- Born: 8 October 1898 Bournemouth, England or Edinburgh, Scotland
- Died: 9 January 1938 (aged 39) Oxted, Surrey, England
- Buried: St Peter's Church, Tandridge, Surrey, England
- Allegiance: United Kingdom
- Branch: British Army Royal Air Force
- Service years: 1916–1931
- Rank: Captain
- Unit: No. 1 Squadron RFC
- Awards: Distinguished Flying Cross

= Robert A. Birkbeck =

British World War I flying ace (1898–1938)

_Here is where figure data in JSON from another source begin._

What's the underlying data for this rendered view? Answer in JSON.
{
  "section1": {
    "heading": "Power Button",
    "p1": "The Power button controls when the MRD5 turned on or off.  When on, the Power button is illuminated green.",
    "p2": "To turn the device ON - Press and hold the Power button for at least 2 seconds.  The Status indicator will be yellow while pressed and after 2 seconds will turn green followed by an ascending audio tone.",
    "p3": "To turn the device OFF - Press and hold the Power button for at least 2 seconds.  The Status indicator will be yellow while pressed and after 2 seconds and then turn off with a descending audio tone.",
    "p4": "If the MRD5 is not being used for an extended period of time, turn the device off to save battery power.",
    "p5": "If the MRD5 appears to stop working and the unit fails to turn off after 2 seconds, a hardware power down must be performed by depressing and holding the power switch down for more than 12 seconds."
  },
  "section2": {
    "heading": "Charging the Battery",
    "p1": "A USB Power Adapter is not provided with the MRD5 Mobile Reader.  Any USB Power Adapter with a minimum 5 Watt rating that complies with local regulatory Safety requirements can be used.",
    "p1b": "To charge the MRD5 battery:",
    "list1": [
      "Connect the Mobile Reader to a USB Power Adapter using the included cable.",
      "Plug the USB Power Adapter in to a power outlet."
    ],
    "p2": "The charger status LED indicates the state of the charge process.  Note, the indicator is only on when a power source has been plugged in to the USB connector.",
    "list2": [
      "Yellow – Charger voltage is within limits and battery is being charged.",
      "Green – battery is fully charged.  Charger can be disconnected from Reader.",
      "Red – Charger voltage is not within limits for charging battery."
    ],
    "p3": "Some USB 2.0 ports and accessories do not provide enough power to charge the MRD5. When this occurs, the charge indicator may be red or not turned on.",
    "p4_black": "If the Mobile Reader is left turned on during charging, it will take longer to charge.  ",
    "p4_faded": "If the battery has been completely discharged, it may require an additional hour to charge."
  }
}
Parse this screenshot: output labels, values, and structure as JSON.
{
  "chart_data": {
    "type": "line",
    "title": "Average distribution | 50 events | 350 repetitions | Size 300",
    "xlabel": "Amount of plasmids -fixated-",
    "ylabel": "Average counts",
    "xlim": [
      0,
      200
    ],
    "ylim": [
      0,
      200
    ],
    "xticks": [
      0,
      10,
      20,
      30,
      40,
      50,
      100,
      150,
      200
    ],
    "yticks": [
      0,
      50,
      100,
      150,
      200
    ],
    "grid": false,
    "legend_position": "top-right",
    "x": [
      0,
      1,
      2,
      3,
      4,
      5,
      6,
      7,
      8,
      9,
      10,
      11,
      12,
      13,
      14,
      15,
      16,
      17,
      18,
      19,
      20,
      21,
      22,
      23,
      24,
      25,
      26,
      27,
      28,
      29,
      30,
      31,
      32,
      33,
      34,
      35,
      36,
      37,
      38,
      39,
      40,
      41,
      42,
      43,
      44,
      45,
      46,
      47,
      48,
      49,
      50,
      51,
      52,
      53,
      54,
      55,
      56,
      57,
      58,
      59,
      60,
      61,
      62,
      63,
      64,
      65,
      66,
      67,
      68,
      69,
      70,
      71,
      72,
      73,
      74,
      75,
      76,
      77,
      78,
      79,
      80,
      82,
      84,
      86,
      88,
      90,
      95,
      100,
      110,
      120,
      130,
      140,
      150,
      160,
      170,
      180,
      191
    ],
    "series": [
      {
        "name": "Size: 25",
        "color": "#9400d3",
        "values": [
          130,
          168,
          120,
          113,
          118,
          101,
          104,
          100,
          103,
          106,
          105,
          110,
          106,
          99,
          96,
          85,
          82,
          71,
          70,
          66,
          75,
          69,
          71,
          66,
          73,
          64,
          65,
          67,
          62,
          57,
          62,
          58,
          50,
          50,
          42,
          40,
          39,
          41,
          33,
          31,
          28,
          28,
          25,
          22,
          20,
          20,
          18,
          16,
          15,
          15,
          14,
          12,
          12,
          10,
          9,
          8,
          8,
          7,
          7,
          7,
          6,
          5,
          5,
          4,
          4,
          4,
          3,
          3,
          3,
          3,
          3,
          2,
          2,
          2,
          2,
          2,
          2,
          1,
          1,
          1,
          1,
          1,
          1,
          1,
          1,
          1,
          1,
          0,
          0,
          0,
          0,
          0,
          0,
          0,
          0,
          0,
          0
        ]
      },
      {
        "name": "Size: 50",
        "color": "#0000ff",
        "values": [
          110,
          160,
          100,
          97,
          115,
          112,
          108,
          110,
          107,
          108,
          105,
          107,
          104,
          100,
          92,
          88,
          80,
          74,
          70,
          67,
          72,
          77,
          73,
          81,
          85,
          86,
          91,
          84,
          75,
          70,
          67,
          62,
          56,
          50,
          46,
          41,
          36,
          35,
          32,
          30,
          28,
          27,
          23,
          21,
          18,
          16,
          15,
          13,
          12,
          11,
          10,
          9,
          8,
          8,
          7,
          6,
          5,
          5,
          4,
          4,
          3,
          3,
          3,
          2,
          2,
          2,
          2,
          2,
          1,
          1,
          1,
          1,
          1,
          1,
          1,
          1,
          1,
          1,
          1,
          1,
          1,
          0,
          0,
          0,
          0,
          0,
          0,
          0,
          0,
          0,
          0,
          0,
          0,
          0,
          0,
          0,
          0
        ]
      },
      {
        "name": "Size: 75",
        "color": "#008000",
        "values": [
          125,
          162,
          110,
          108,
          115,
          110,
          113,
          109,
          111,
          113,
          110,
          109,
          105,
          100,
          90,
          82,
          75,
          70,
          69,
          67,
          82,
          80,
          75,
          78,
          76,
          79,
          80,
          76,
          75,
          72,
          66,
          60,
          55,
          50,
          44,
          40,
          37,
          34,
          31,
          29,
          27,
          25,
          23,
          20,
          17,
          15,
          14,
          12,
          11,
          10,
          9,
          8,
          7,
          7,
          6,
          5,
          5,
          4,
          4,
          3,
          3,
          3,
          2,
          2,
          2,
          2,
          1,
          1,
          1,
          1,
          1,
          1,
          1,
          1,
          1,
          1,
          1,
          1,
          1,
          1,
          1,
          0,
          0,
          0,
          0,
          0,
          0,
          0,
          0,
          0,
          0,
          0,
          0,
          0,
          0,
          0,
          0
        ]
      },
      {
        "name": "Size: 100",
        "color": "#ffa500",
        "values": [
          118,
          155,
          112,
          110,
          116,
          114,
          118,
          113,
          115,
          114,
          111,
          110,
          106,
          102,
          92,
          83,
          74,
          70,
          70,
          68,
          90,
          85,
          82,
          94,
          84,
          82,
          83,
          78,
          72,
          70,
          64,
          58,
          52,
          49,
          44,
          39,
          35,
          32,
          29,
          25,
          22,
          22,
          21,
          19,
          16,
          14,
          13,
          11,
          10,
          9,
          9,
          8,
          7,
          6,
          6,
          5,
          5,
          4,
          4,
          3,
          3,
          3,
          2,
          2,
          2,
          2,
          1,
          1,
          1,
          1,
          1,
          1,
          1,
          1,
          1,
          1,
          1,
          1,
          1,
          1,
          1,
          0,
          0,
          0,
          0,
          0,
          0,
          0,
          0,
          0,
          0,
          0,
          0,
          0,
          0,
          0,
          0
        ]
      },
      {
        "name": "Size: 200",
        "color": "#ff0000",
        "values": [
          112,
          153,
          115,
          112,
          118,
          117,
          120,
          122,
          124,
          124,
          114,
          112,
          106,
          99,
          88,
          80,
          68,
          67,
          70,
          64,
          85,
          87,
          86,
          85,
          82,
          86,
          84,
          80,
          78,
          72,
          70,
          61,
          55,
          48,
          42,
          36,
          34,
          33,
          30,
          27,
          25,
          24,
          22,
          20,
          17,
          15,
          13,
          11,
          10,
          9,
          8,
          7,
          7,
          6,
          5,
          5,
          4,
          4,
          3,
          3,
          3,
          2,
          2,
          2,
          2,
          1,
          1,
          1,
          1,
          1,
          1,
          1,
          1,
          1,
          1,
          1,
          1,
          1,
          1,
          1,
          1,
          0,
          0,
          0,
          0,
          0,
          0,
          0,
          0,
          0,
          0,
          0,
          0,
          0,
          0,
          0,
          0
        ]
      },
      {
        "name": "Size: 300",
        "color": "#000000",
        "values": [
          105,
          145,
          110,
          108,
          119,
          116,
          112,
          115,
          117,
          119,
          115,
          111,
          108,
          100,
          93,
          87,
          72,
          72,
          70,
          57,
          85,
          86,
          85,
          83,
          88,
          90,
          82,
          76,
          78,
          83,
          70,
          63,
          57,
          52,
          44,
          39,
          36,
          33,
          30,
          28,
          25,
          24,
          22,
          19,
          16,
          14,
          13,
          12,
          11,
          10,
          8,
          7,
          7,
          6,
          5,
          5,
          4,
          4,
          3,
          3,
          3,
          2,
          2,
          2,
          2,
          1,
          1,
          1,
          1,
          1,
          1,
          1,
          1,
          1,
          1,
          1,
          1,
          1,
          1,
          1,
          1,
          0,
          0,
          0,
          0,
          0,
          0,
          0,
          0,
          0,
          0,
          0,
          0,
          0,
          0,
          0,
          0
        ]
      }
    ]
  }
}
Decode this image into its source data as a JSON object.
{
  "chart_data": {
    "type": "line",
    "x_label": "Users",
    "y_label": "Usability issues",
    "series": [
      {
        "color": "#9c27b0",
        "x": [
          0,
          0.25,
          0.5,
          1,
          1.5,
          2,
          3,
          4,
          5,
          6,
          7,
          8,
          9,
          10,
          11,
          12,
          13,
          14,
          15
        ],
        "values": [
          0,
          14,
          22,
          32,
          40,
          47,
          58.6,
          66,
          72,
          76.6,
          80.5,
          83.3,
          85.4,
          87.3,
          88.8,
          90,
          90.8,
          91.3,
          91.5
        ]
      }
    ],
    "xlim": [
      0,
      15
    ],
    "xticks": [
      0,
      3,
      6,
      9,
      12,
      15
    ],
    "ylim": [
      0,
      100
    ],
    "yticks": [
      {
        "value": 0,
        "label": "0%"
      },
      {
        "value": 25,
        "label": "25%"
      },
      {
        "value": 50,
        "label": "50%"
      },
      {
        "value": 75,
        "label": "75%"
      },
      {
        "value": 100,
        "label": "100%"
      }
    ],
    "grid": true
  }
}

Captain Robert Alexander Birkbeck (8 October 1898 – 9 January 1938), was a British World War I flying ace credited with 10 aerial victories.

==World War I service==
Birkbeck received the Royal Aero Club certificate No. 3157 on 23 June 1916 to qualify as a pilot. He was appointed a temporary probationary second lieutenant on 4 March 1917. He was appointed a flying officer in the Royal Flying Corps on 7 May 1917. He was confirmed in his rank on 1 June 1917. He joined No. 1 Squadron RFC on 10 June 1917.

He flew Nieuport fighter No. B1582 to his first victory on 22 July 1917. He used the same plane for two more wins in August; he then switched to Nieuport No. B6753 for his next six triumphs, all scored in October 1917. He wrapped up his score with his tenth win in Nieuport No. B6826, making him a double ace. His final tally was three enemy airplanes destroyed, and seven driven down out of control; one of the out of control victories was shared with Captain William Victor Trevor Rooper and two other pilots.

On 3 November 1917 he was appointed a flight commander with the temporary rank of captain. Birkbeck left the front for England in February 1918. He received the Distinguished Flying Cross on 3 June 1918.

==Post-war==
Birkbeck was transferred to the unemployed list on 23 May 1919, but was granted a short service commission on 8 June 1920, when he was promoted from flying officer to flight lieutenant, later amended to date from 12 May 1920.

Birkbeck later became shipbroker, and resided at Stack House, Oxted, until his death on 9 January 1938.